In occasione dei 70 anni di quella sciagura tutta l’Italia del pallone si deve fermare e tributare il miglior ricordo possibile, magari mandando delle delegazioni di tutte le squadre a Superga con fiori o “regali”, a chi ha scritto alcune delle pagine più importanti nella storia di questo sport senza nemmeno ricevere i giusti compensi economici che avrebbero ampiamente meritato soprattutto per l’epoca in cui ciò avvenne: con una nazione intera che voleva risorgere dalle sue ceneri dopo anni terribili avendo come svago solo la radio che trasmetteva esclusivamente il ciclismo (solo 2 mesi dopo Coppi vinceva il “double” Giro d’Italia-Tour de France essendo rivale di Fausto Coppi essendo l’ultimo italiano a riuscirci prima di Marco Pantani nel 1998) e il calcio…IL TORINO NON AVEVA GIOCATO A PALLONE PER L’ITALIA, IL TORINO ERA STATO L’ITALIA…E SICURAMENTE LA SORTE VOLEVA FARGLI GUADAGNARE IL POSTO CHE MERITAVANO NELL’OLIMPO DEI GRANDI SENZA VEDERE DI PERSONA LA PESSIMA FINE CHE AVREBBE FATTO UNA DISCIPLINA SPORTIVA COSÌ MERAVIGLIOSA A CUI LORO TANTO AVEVANO CONTRIBUITO.

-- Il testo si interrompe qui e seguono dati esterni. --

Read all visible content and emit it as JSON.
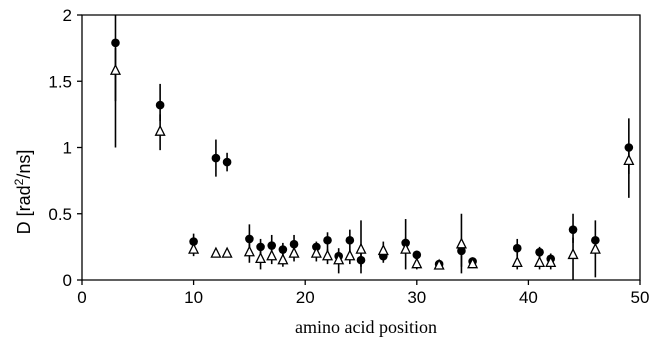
{
  "chart_data": {
    "type": "scatter",
    "xlabel": "amino acid position",
    "ylabel_main": "D [rad",
    "ylabel_sup": "2",
    "ylabel_tail": "/ns]",
    "xlim": [
      0,
      50
    ],
    "ylim": [
      0,
      2
    ],
    "xticks": [
      "0",
      "10",
      "20",
      "30",
      "40",
      "50"
    ],
    "yticks": [
      "0",
      "0.5",
      "1",
      "1.5",
      "2"
    ],
    "grid": false,
    "series": [
      {
        "marker": "filled-circle",
        "points": [
          {
            "x": 3,
            "y": 1.79,
            "lo": 1.0,
            "hi": 2.05
          },
          {
            "x": 7,
            "y": 1.32,
            "lo": 1.2,
            "hi": 1.48
          },
          {
            "x": 10,
            "y": 0.29,
            "lo": 0.24,
            "hi": 0.35
          },
          {
            "x": 12,
            "y": 0.92,
            "lo": 0.78,
            "hi": 1.06
          },
          {
            "x": 13,
            "y": 0.89,
            "lo": 0.82,
            "hi": 0.96
          },
          {
            "x": 15,
            "y": 0.31,
            "lo": 0.2,
            "hi": 0.42
          },
          {
            "x": 16,
            "y": 0.25,
            "lo": 0.2,
            "hi": 0.31
          },
          {
            "x": 17,
            "y": 0.26,
            "lo": 0.2,
            "hi": 0.34
          },
          {
            "x": 18,
            "y": 0.23,
            "lo": 0.18,
            "hi": 0.28
          },
          {
            "x": 19,
            "y": 0.27,
            "lo": 0.2,
            "hi": 0.34
          },
          {
            "x": 21,
            "y": 0.25,
            "lo": 0.2,
            "hi": 0.29
          },
          {
            "x": 22,
            "y": 0.3,
            "lo": 0.2,
            "hi": 0.36
          },
          {
            "x": 23,
            "y": 0.18,
            "lo": 0.14,
            "hi": 0.22
          },
          {
            "x": 24,
            "y": 0.3,
            "lo": 0.2,
            "hi": 0.38
          },
          {
            "x": 25,
            "y": 0.15,
            "lo": 0.1,
            "hi": 0.25
          },
          {
            "x": 27,
            "y": 0.18,
            "lo": 0.13,
            "hi": 0.22
          },
          {
            "x": 29,
            "y": 0.28,
            "lo": 0.2,
            "hi": 0.46
          },
          {
            "x": 30,
            "y": 0.19,
            "lo": 0.14,
            "hi": 0.22
          },
          {
            "x": 32,
            "y": 0.12,
            "lo": 0.09,
            "hi": 0.15
          },
          {
            "x": 34,
            "y": 0.22,
            "lo": 0.1,
            "hi": 0.3
          },
          {
            "x": 35,
            "y": 0.14,
            "lo": 0.1,
            "hi": 0.17
          },
          {
            "x": 39,
            "y": 0.24,
            "lo": 0.18,
            "hi": 0.31
          },
          {
            "x": 41,
            "y": 0.21,
            "lo": 0.17,
            "hi": 0.25
          },
          {
            "x": 42,
            "y": 0.16,
            "lo": 0.12,
            "hi": 0.2
          },
          {
            "x": 44,
            "y": 0.38,
            "lo": 0.28,
            "hi": 0.5
          },
          {
            "x": 46,
            "y": 0.3,
            "lo": 0.2,
            "hi": 0.45
          },
          {
            "x": 49,
            "y": 1.0,
            "lo": 0.8,
            "hi": 1.22
          }
        ]
      },
      {
        "marker": "open-triangle",
        "points": [
          {
            "x": 3,
            "y": 1.58,
            "lo": 1.35,
            "hi": 1.75
          },
          {
            "x": 7,
            "y": 1.12,
            "lo": 0.98,
            "hi": 1.25
          },
          {
            "x": 10,
            "y": 0.23,
            "lo": 0.18,
            "hi": 0.27
          },
          {
            "x": 12,
            "y": 0.2,
            "lo": 0.17,
            "hi": 0.23
          },
          {
            "x": 13,
            "y": 0.2,
            "lo": 0.17,
            "hi": 0.23
          },
          {
            "x": 15,
            "y": 0.21,
            "lo": 0.13,
            "hi": 0.3
          },
          {
            "x": 16,
            "y": 0.16,
            "lo": 0.08,
            "hi": 0.24
          },
          {
            "x": 17,
            "y": 0.18,
            "lo": 0.12,
            "hi": 0.25
          },
          {
            "x": 18,
            "y": 0.15,
            "lo": 0.1,
            "hi": 0.22
          },
          {
            "x": 19,
            "y": 0.2,
            "lo": 0.14,
            "hi": 0.27
          },
          {
            "x": 21,
            "y": 0.2,
            "lo": 0.14,
            "hi": 0.26
          },
          {
            "x": 22,
            "y": 0.18,
            "lo": 0.12,
            "hi": 0.23
          },
          {
            "x": 23,
            "y": 0.15,
            "lo": 0.05,
            "hi": 0.24
          },
          {
            "x": 24,
            "y": 0.18,
            "lo": 0.12,
            "hi": 0.23
          },
          {
            "x": 25,
            "y": 0.23,
            "lo": 0.05,
            "hi": 0.45
          },
          {
            "x": 27,
            "y": 0.22,
            "lo": 0.15,
            "hi": 0.29
          },
          {
            "x": 29,
            "y": 0.23,
            "lo": 0.08,
            "hi": 0.32
          },
          {
            "x": 30,
            "y": 0.12,
            "lo": 0.08,
            "hi": 0.16
          },
          {
            "x": 32,
            "y": 0.11,
            "lo": 0.08,
            "hi": 0.14
          },
          {
            "x": 34,
            "y": 0.27,
            "lo": 0.05,
            "hi": 0.5
          },
          {
            "x": 35,
            "y": 0.12,
            "lo": 0.09,
            "hi": 0.16
          },
          {
            "x": 39,
            "y": 0.13,
            "lo": 0.08,
            "hi": 0.25
          },
          {
            "x": 41,
            "y": 0.13,
            "lo": 0.08,
            "hi": 0.2
          },
          {
            "x": 42,
            "y": 0.13,
            "lo": 0.08,
            "hi": 0.19
          },
          {
            "x": 44,
            "y": 0.19,
            "lo": 0.0,
            "hi": 0.32
          },
          {
            "x": 46,
            "y": 0.23,
            "lo": 0.02,
            "hi": 0.33
          },
          {
            "x": 49,
            "y": 0.9,
            "lo": 0.62,
            "hi": 1.0
          }
        ]
      }
    ]
  }
}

Molti, fra cui chi scrive, sono concordi nel dire che solo il fato poteva renderli immortali facendoli uscire dalla storia per entrare nella leggenda come affermò Indro Montanelli al “Corriere della Sera” 3 giorni dopo quell’orribile pomeriggio: il Grande Torino non è morto e non morirà mai, è solo “in trasferta” assieme a personaggi successivi illustri della sua storia come Giagnoni, Pianelli e Radice, Mondonico a godersi degli eterni ed emozionanti tornei triangolari con il Manchester United del 1958 perito nel famoso disastro di Monaco di Baviera (in cui si salvarono in pochissimi fra cui il regista futuro campione del mondo Sir Bobby Charlton) e la Chapecoense finita nel 2016 poco prima della finale di Copa Libertadores a cui approdarono come matricola sudamericana nello stadio del Dio “Eupalla”.
Oggi più che mai…onore al Grande Torino, da 70 anni nella leggenda!